Maybe the best thing I ate at Nourish was a small sandwich ($7) of “thyme-roasted mushrooms, free range turkey, fontina, and date aioli” (!), which I ate while fondling a gray fake-fur throw that looked like something a sexy barbarian would have given Daenerys Targaryen.
Alongside, I had a mini hard-boiled egg sandwich on a brioche roll ($3), with pickled red onions, arugula, and “sriracha aioli,” that would have been delicious if only it had some salt. (There was no taste of sriracha in the aioli smear on top.) Another day, a beet salad was okay but boring, decked out with goat cheese, lettuce, and a solitary walnut ($5). But I drank a “house refresher” made with sparkling water and housemade “tea-rose syrup” ($3.50) that was both thrilling and pretty damn healthy.

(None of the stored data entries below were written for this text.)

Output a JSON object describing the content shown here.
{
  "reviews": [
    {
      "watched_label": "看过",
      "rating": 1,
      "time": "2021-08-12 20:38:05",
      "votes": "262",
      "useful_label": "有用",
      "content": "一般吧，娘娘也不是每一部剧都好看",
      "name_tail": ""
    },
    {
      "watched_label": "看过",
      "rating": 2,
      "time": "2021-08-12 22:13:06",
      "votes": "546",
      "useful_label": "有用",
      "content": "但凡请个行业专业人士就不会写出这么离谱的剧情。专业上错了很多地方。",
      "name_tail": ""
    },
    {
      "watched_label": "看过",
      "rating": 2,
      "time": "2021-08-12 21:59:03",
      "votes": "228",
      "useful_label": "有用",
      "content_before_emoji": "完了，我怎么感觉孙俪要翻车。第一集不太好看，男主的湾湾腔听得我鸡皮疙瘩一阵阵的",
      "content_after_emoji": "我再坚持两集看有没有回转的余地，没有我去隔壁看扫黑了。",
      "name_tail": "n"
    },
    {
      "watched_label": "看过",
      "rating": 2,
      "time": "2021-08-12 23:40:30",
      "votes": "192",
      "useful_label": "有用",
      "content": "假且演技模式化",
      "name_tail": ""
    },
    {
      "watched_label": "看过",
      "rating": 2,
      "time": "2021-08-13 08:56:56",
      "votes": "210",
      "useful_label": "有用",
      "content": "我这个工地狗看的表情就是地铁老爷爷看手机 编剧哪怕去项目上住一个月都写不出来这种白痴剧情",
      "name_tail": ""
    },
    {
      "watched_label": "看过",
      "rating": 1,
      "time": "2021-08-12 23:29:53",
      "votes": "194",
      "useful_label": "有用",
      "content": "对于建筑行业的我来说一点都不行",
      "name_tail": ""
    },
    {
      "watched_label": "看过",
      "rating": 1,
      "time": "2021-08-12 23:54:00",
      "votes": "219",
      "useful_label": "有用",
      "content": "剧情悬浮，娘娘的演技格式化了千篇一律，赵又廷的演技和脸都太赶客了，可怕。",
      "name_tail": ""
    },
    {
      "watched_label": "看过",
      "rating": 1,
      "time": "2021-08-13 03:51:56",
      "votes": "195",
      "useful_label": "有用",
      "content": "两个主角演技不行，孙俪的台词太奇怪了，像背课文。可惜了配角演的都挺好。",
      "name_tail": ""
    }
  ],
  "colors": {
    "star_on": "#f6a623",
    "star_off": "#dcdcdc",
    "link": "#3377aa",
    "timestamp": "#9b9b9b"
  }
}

The “signature roast chicken” ($7) was moist and homey but not as exciting as the description (“Moroccan spice blend, lemon”) had led me to believe. Still, a fruit salad at the same meal (a large portion for $5) was the best fruit salad I’ve ever eaten, with a voluptuous texture and flavor that had somehow been produced from apples, pears, many pomegranate seeds, and “rosemary honey.”
In a phone interview, Nourish’s “brand director” Allegra Ben-Amotz (for alas, they do have a brand director) told me that the counterwoman had actually been wrong about the carrot bread I ate on my first visit. In fact, it had sugar, albeit the organic kind — as do many of their sweet items. (The little ingredient cards next to each item, it turns out, are not exhaustive.) “All of our recipes are developed with balance in mind,” she said.
The shop’s owner, Marissa Lippert, is a registered dietitian who, Ben-Amotz said, develops all the recipes in concert with the chefs. “We try to balance ingredients we’re excited about, eating with the seasons, making food that’s beautiful to look at and also healthy.”
What went a longer way for me was the reassurance that all the meats are antibiotic and hormone-free and the beef is grass-fed, which is awesome given how low the prices for proteins are and how very nourishing it feels to sit in this space. There is sometimes a longish wait at the counter, but I’d have to say it’s worth it. Have the strong iced coffee available even in winter, or choose from a few well-chosen beers and wines by the glass.
Nourish + Kitchen Table (nourishkitchentable.com) is not wheelchair accessible.